You might find yourself at a difficult point in your life when as the offspring of your parent they suddenly become the child and you become the carer. Elderly parents can develop a wide range of health problems from mental to physical that mean they can no longer maintain their own independence. At this point, you might think about bringing them to live with you. But is this the right decision?
The Stress Of Being A Carer
Ultimately, when you decide to bring your parent to live with you, you will be taking on the role of a carer. It will be your responsibility to make sure that they are safe and well looked after, particularly if they are suffering from a particularly severe medical condition. You might even find it feels like having another child in the home. This is a rather bleak way to look at it, and that’s not to say there aren’t benefits of this decision. But ultimately, the stress might be too much to deal with.
Yes, it can be dangerous to bring an elderly parent into your home to live with you. It’s dangerous for them, particularly if they don’t have the level of the care and attention necessary to ensure their wellbeing. But it’s also dangerous for your family.

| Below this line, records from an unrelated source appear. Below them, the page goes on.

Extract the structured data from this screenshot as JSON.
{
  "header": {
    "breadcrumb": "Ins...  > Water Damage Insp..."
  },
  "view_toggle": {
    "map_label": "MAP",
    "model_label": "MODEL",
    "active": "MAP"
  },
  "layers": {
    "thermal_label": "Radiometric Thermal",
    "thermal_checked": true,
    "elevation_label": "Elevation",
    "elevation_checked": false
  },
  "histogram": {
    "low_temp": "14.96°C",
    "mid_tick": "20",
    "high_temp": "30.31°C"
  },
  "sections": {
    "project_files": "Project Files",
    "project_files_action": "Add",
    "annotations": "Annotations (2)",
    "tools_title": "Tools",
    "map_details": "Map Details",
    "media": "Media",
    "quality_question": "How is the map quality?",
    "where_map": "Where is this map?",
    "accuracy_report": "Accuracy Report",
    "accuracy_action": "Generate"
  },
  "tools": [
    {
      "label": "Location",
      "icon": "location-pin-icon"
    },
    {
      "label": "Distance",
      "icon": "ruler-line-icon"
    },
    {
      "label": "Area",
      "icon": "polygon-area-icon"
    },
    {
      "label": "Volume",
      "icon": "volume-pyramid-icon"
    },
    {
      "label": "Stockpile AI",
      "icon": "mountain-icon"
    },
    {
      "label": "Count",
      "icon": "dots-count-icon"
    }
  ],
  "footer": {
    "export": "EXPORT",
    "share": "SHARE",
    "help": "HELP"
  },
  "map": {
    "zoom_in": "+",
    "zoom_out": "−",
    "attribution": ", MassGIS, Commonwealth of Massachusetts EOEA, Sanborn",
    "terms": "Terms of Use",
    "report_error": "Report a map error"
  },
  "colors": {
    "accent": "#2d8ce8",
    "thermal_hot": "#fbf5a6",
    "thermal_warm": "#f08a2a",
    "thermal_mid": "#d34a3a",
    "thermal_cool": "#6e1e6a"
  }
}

Elderly parents with dementia during an episode may respond aggressively even to someone who is trying to help them. It’s certainly a worry that you need to be aware of.
If you have an elderly parent come and live with you, then you will need to make changes to your home that makes it safe and accessible to them. This could include everything from ramps to a stairlift, and many of the changes will completely alter your home.
You will be faced with taking on a number of key commitments that you can’t simply ignore when you live with your elderly parent. Kiss those family holidays goodbye and don’t think for a second that you’ll still be able to go out in the evening. Your life will change forever.
There are a few alternatives that you can consider to this type of arrangement. The first is thinking about home care for your elderly parent. With home care, they can either live in your home or theirs, and you won’t be the carer. Instead, they can have 24/7 support to help them. This ensures that your relationship with your parent doesn’t change and provides you with the relief that you need.
Alternatively, you might consider helping your parent relocate to a care home. However, be aware that many experts believe care homes can be damaging and cause an elderly parent’s condition to deteriorate faster. This might be because they have to understand and learn a new environment. There are also suggestions that in some care homes elderly individuals will not get the one on one care they need for the best quality of life.
We hope this helps you determine whether living with your elderly parent is the right decision.